Poor gas supply to power companies for the generation of electricity and for manufacturing concerns to fire their factories is crippling the economy, In the last six months, gas to power disruptions has been the concern of power and manufacturing companies, and it is estimated that manufacturing capacity plummeted, affecting employment and prices of products like cement and others which require heavy duty machines.
The situation is such that operations of small to medium companies are gradually grinding to a halt. For the power generating companies it has worsened to the extent that repayment of loans taken to acquire the assets of the defunct Power Holding Company of Nigeria has been hampered.
We specifically learnt that some of the banks heavily exposed to power companies are already planning to approach the Assets Management Corporation of Nigeria (AMCON) to get their loans refinanced as the companies are not meeting their repayment obligations due to gas supply disruptions to their plants for generation and subsequent selling of electricity to the distribution companies.
However the prospect of the loans being taken over by AMCON may not be realised as the corporation has severally reiterated that it would not buy anymore non-performing loans in the meantime.
The gas supply-demand gap is also compounded by shortages of low pour fuel oil (LFPO), which used to be obtained easily from the nation’s refineries which are now working far below capacity.
However some manufacturing concerns like Dangote are making contingent and remedial efforts to meet the power demand of their factories.
Dangote specifically is investing about $250 million in coal-based power plants to fire its cement factories in Ibeshe, Obajana and Gboko. The company is also importing LFPO as an interim measure to keep its operations running.
The Managing Director of Dangote Cement, Devakumar V.G. Edwin, said last week the company could not afford to fold its arms and wait endlessly for the gas supply situation to improve.

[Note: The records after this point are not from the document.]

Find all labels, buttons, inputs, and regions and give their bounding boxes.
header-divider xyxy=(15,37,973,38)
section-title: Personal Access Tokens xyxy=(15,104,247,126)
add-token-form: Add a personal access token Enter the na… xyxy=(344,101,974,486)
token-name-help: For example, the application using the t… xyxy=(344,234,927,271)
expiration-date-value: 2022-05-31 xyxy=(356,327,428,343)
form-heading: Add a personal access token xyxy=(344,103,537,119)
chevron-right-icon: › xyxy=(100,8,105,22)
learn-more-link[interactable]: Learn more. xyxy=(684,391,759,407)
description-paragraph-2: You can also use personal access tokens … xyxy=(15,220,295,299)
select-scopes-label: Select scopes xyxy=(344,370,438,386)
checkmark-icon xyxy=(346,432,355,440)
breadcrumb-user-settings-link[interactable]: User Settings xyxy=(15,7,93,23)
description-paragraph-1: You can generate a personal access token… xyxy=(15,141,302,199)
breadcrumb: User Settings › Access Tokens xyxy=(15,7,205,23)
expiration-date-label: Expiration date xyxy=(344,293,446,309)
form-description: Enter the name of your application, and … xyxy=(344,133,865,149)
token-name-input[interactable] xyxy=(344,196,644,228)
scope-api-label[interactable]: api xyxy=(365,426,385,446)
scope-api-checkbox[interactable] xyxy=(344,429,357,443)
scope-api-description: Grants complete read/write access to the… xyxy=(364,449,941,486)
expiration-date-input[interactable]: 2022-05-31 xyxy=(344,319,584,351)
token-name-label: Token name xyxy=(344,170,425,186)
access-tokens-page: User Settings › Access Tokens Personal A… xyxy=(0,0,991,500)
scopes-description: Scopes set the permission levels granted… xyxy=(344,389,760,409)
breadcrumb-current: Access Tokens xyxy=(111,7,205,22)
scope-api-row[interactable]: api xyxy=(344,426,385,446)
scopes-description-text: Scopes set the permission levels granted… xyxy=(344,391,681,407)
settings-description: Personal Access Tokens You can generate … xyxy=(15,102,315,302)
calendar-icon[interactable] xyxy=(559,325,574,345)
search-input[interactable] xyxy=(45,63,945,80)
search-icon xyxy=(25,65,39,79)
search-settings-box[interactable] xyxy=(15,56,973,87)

To this end, it has decided to take contingent measures so as to keep its factories running.
“If we do not have power and fuel, our business cannot survive,” he said, adding that: “You can have the best machines and the best of skills to operate them but if you do not have power you cannot produce.”
He said based on preliminary study of the gas situation, it will take several years for it to improve, adding that Dangote has started importing coal from South Africa for use in the coal-based power plants in the company’s factories in Ibeshe, Obajana and Gboko.
“The gas supply situation will take time to improve since there are no real gas pipeline infrastructure in the country,” he pointed out, adding that there is enough gas production, especially at deep offshore oil production which are often flared because of lack of infrastructure to evacuate it to consumers.
Edwin also pointed to the fact that there was also no assurance that the pipeline infrastructure would not be tampered with by militants and or other aggrieved persons seeking government attention.
On why Dangote is importing coal from South Africa while there is huge coal deposit in the country, he said the importation is in the interim as there are plans to explore coal mining by the company to ensure that nothing is lost in the value chain. He also said that South African coal is cheap and of high quality.
“The calorific value is high with a higher ash content,” he pointed out.
He said the first six months of the year was harrowing enough for most manufacturers, that Dangote Cement lost on the average 10 per cent capacity due to shortage of gas and fuel.
“The real cost of gas shortage should be looked at not only from the company’s perspective but from the general economy. Our producing below capacity affected the cost of the product in the market. The retail price went up despite the fact that we did not increase factory prices,” he said.
Edwin however announced that the company was increasing production capacity this month (August) with two new cement lines at Ibeshe and three million tonnes capacity each. He said the company’s production capacity currently stands at 20 million tonnes and that the additional nine million tonnes due to the expansion would represent an almost 50 per cent increase.
According to him, the nation’s cement consumption has been increasing at three million tonnes annually, saying that total installed capacity of local cement factories is currently estimated at 30 million tonnes with actual production hovering around 25 million tonnes.